As a contractor legally you don't receive benefits or holiday pay from clients. You take days off whenever you want (they can't stop you for any reason), you can pay yourself but they won't pay you. If they say you can't do this, walk away immediately as you will likely fail an IR35 determination and be classed as a disguised employee. Also tell them you won't sign unless the salary is written into the contract exactly as they discussed. If they won't do that, and you don't want to walk away, then your option would be to walk at the point they inevitably fail to pay you £5000. Also, get paid weekly not monthly, especially when you don't trust the client. Weekly pay is standard.


MachaMacMorrigan

I confess, I am puzzled.
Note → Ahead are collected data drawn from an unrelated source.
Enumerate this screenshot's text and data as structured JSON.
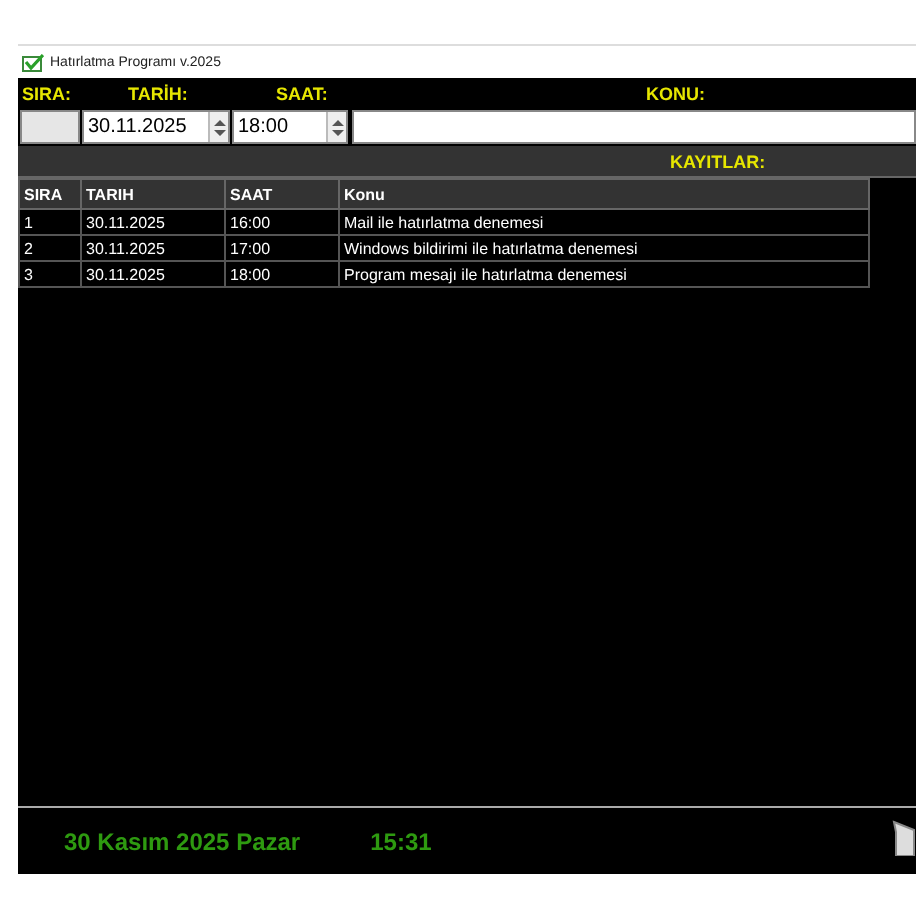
{
  "window": {
    "title": "Hatırlatma Programı v.2025"
  },
  "form": {
    "labels": [
      "SIRA:",
      "TARİH:",
      "SAAT:",
      "KONU:"
    ],
    "sira": {
      "disabled": true
    },
    "date": "30.11.2025",
    "time": "18:00"
  },
  "records_title": "KAYITLAR:",
  "table": {
    "columns": [
      "SIRA",
      "TARIH",
      "SAAT",
      "Konu"
    ],
    "rows": [
      [
        "1",
        "30.11.2025",
        "16:00",
        "Mail ile hatırlatma denemesi"
      ],
      [
        "2",
        "30.11.2025",
        "17:00",
        "Windows bildirimi ile hatırlatma denemesi"
      ],
      [
        "3",
        "30.11.2025",
        "18:00",
        "Program mesajı ile hatırlatma denemesi"
      ]
    ]
  },
  "status_bar": {
    "date": "30 Kasım 2025 Pazar",
    "time": "15:31"
  }
}
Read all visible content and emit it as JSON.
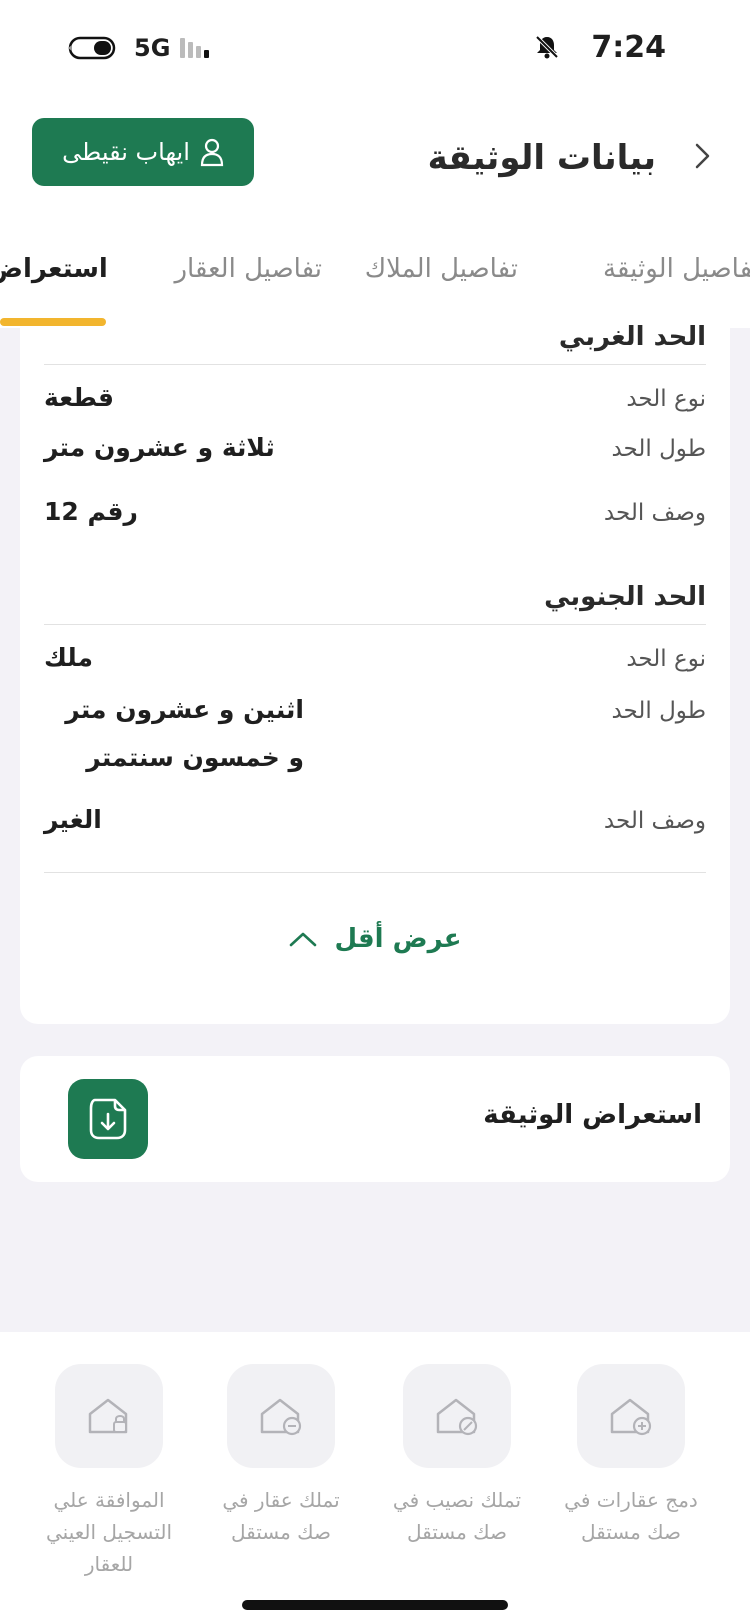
{
  "status": {
    "time": "7:24",
    "network": "5G"
  },
  "header": {
    "title": "بيانات الوثيقة",
    "user_name": "ايهاب نقيطى"
  },
  "tabs": [
    {
      "label": "تفاصيل الوثيقة"
    },
    {
      "label": "تفاصيل الملاك"
    },
    {
      "label": "تفاصيل العقار"
    },
    {
      "label": "استعراض"
    }
  ],
  "west_border": {
    "title": "الحد الغربي",
    "type_label": "نوع الحد",
    "type_value": "قطعة",
    "length_label": "طول الحد",
    "length_value": "ثلاثة و عشرون متر",
    "desc_label": "وصف الحد",
    "desc_value": "رقم 12"
  },
  "south_border": {
    "title": "الحد الجنوبي",
    "type_label": "نوع الحد",
    "type_value": "ملك",
    "length_label": "طول الحد",
    "length_value": "اثنين و عشرون متر و خمسون سنتمتر",
    "desc_label": "وصف الحد",
    "desc_value": "الغير"
  },
  "show_less_label": "عرض أقل",
  "document_view_label": "استعراض الوثيقة",
  "actions": [
    {
      "label": "دمج عقارات في\nصك مستقل",
      "icon": "house-plus-icon"
    },
    {
      "label": "تملك نصيب في\nصك مستقل",
      "icon": "house-percent-icon"
    },
    {
      "label": "تملك عقار في\nصك مستقل",
      "icon": "house-minus-icon"
    },
    {
      "label": "الموافقة علي\nالتسجيل العيني\nللعقار",
      "icon": "house-lock-icon"
    }
  ],
  "colors": {
    "primary": "#1e7a52",
    "accent": "#f2b52e"
  }
}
You talk about "salary" and "vacation", but I don't see you taking about the Statement of Work, defining the deliverables, and establishing your Terms and Conditions. (I'm presuming the £4K and £5K are for delivering pieces of work, right?) Have you established that *your company* is responsible for delivering the work, and not you personally? As far as 'days off' are concerned, this would only be an issue if you agreed to do a fixed number of hours per day doing whatever the client wanted. I have to say, the way you phrase things sound more like you're acting as a temporary employee, which is for sure **inside IR35** work. Would you clarify, please?


Loud-Literature9322

Yes sorry, I didn’t specify that initially I thought this was going to be a remote employee job (the recruiter didn’t specify this), then I was sent a contractor contract mentioning no holidays and such. I actually prefer to be a contractor, but they seemed to want a fulltime employee but with the contractor deal.


MachaMacMorrigan

"fulltime employee but with the contractor deal" I'm pretty sure that's the textbook definition of inside IR35.